Thursday, September 13, 2007
A River City?
There's water in New Orleans. Really. There is. No, I'm not talking about what comes out of the faucet, but rather entities of water and their effect on this city. I came here with the preconceived notion that this was a water city due to the fact that its surrounded by water. There is Lake Ponchartrain to the north and the mighty Mississippi hugging the remainder. So its not that the water doesnt exist. Its that the city doesnt embrace it. The waterfront is addressed, but through shoreline strip parks that are poorly conceived and don't interact with the water.
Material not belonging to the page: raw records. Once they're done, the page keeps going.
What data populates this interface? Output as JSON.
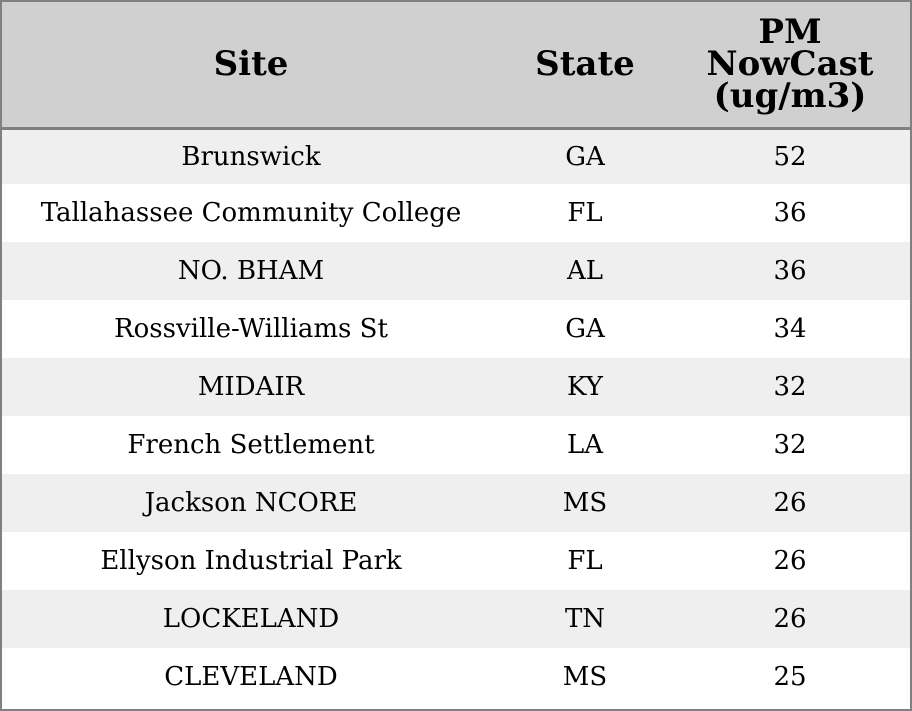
{
  "chart_data": {
    "type": "table",
    "columns": [
      "Site",
      "State",
      "PM\nNowCast\n(ug/m3)"
    ],
    "rows": [
      [
        "Brunswick",
        "GA",
        "52"
      ],
      [
        "Tallahassee Community College",
        "FL",
        "36"
      ],
      [
        "NO. BHAM",
        "AL",
        "36"
      ],
      [
        "Rossville-Williams St",
        "GA",
        "34"
      ],
      [
        "MIDAIR",
        "KY",
        "32"
      ],
      [
        "French Settlement",
        "LA",
        "32"
      ],
      [
        "Jackson NCORE",
        "MS",
        "26"
      ],
      [
        "Ellyson Industrial Park",
        "FL",
        "26"
      ],
      [
        "LOCKELAND",
        "TN",
        "26"
      ],
      [
        "CLEVELAND",
        "MS",
        "25"
      ]
    ],
    "colors": {
      "header_bg": "#d0d0d0",
      "stripe_bg": "#efefef",
      "row_bg": "#ffffff",
      "border": "#808080"
    }
  }
}
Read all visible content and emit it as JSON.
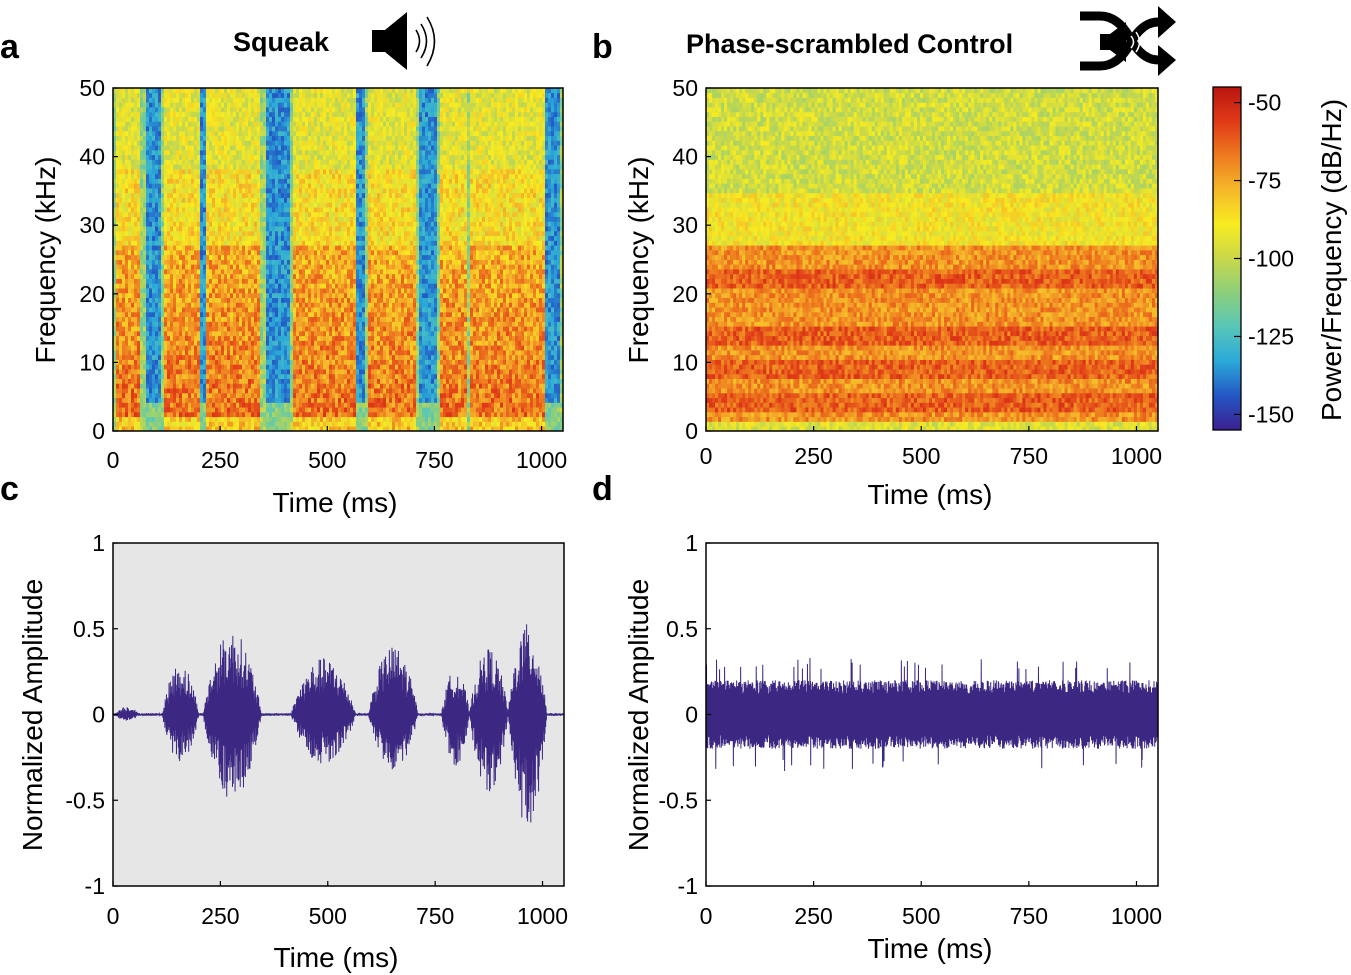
{
  "chart_data": [
    {
      "panel": "a",
      "type": "heatmap",
      "title": "Squeak",
      "icon": "speaker-icon",
      "xlabel": "Time (ms)",
      "ylabel": "Frequency (kHz)",
      "xlim": [
        0,
        1050
      ],
      "ylim": [
        0,
        50
      ],
      "xticks": [
        0,
        250,
        500,
        750,
        1000
      ],
      "yticks": [
        0,
        10,
        20,
        30,
        40,
        50
      ],
      "syllables_ms": [
        [
          10,
          60
        ],
        [
          120,
          200
        ],
        [
          215,
          345
        ],
        [
          420,
          565
        ],
        [
          595,
          710
        ],
        [
          765,
          825
        ],
        [
          835,
          920
        ],
        [
          920,
          1010
        ]
      ],
      "gaps_ms": [
        [
          75,
          110
        ],
        [
          205,
          215
        ],
        [
          355,
          410
        ],
        [
          570,
          590
        ],
        [
          715,
          755
        ],
        [
          1010,
          1040
        ]
      ],
      "power_range_dbhz": [
        -155,
        -45
      ]
    },
    {
      "panel": "b",
      "type": "heatmap",
      "title": "Phase-scrambled Control",
      "icon": "shuffle-speaker-icon",
      "xlabel": "Time (ms)",
      "ylabel": "Frequency (kHz)",
      "xlim": [
        0,
        1050
      ],
      "ylim": [
        0,
        50
      ],
      "xticks": [
        0,
        250,
        500,
        750,
        1000
      ],
      "yticks": [
        0,
        10,
        20,
        30,
        40,
        50
      ],
      "strong_bands_khz": [
        4,
        9,
        14,
        22
      ],
      "power_range_dbhz": [
        -155,
        -45
      ]
    },
    {
      "panel": "c",
      "type": "line",
      "xlabel": "Time (ms)",
      "ylabel": "Normalized Amplitude",
      "xlim": [
        0,
        1050
      ],
      "ylim": [
        -1,
        1
      ],
      "xticks": [
        0,
        250,
        500,
        750,
        1000
      ],
      "yticks": [
        -1,
        -0.5,
        0,
        0.5,
        1
      ],
      "ytick_labels": [
        "-1",
        "-0.5",
        "0",
        "0.5",
        "1"
      ],
      "line_color": "#3c2783",
      "background": "#e6e6e6",
      "envelope": [
        {
          "start": 5,
          "end": 60,
          "pos": 0.05,
          "neg": -0.04
        },
        {
          "start": 115,
          "end": 200,
          "pos": 0.3,
          "neg": -0.28
        },
        {
          "start": 210,
          "end": 345,
          "pos": 0.49,
          "neg": -0.51
        },
        {
          "start": 415,
          "end": 565,
          "pos": 0.33,
          "neg": -0.29
        },
        {
          "start": 595,
          "end": 710,
          "pos": 0.4,
          "neg": -0.33
        },
        {
          "start": 765,
          "end": 830,
          "pos": 0.27,
          "neg": -0.3
        },
        {
          "start": 830,
          "end": 920,
          "pos": 0.39,
          "neg": -0.45
        },
        {
          "start": 920,
          "end": 1010,
          "pos": 0.53,
          "neg": -0.66
        }
      ]
    },
    {
      "panel": "d",
      "type": "line",
      "xlabel": "Time (ms)",
      "ylabel": "Normalized Amplitude",
      "xlim": [
        0,
        1050
      ],
      "ylim": [
        -1,
        1
      ],
      "xticks": [
        0,
        250,
        500,
        750,
        1000
      ],
      "yticks": [
        -1,
        -0.5,
        0,
        0.5,
        1
      ],
      "ytick_labels": [
        "-1",
        "-0.5",
        "0",
        "0.5",
        "1"
      ],
      "line_color": "#3c2783",
      "background": "#ffffff",
      "noise": {
        "core_amplitude": 0.2,
        "peak_amplitude": 0.33,
        "negative_peak": -0.34
      }
    }
  ],
  "colorbar": {
    "label": "Power/Frequency (dB/Hz)",
    "ticks": [
      -50,
      -75,
      -100,
      -125,
      -150
    ],
    "range": [
      -155,
      -45
    ],
    "colormap": [
      "#3b1f8f",
      "#2457c5",
      "#2aa8d8",
      "#58c7b8",
      "#8ccf7c",
      "#c9d84a",
      "#f8ec20",
      "#f5b82a",
      "#ee7a1f",
      "#e03a18",
      "#b9140f"
    ]
  },
  "panel_letters": [
    "a",
    "b",
    "c",
    "d"
  ]
}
There is no major waterfront event space; Jackson Square doesn't count either. Its simply an enclosed plaza with a pretty staircase leading to a "riverview". Well done. Yes, I agree viewing the horizon lines of the Mississippi is an awe-inspiring sight, but the plan of the square, and essentially the entire city ignores the beauty and inspiring elements water can provide. In fact, the water is almost a scar upon the city, and every attempt possible to hide is made. For example, New Orleans is a city with a system of canals for flood regulation and economic purposes. But instead of exploiting the positive aspects a channel provides, the potential for waterside parks or interesting bridges, the canals are boxed up. Driving over the canal, you dont feel as if you've left solid ground, when in reality you are floating over a active flowing entity. Water is full of explosive energy, New Orleans simply chooses to repel this intriguing force. Waterfronts provide zones for many different activities and program. However, here you cannot find any real promenades, boardwalks of restaurants and shops, no replication of water abundance through fountains. And certainly the surface grid of the city doesn't respond; waterfronts should be fluid and viscious, but here it is stagnant and unstimulated. There is so much potential for water in this city; embracing its presence would simply allow for the vibrant spirit of New Orleans to flourish. Large open riverfront zones would certainly attract those tired of the stuffy French Quarter and would add a more attractive face to this city. The water certainly isnt going away. Embrace it. Knock down the barriers, chisel away at the city core, and allow for a new force to transform the city experience into an experience in an open, fluid water city, not a dense, dirty european-esque core.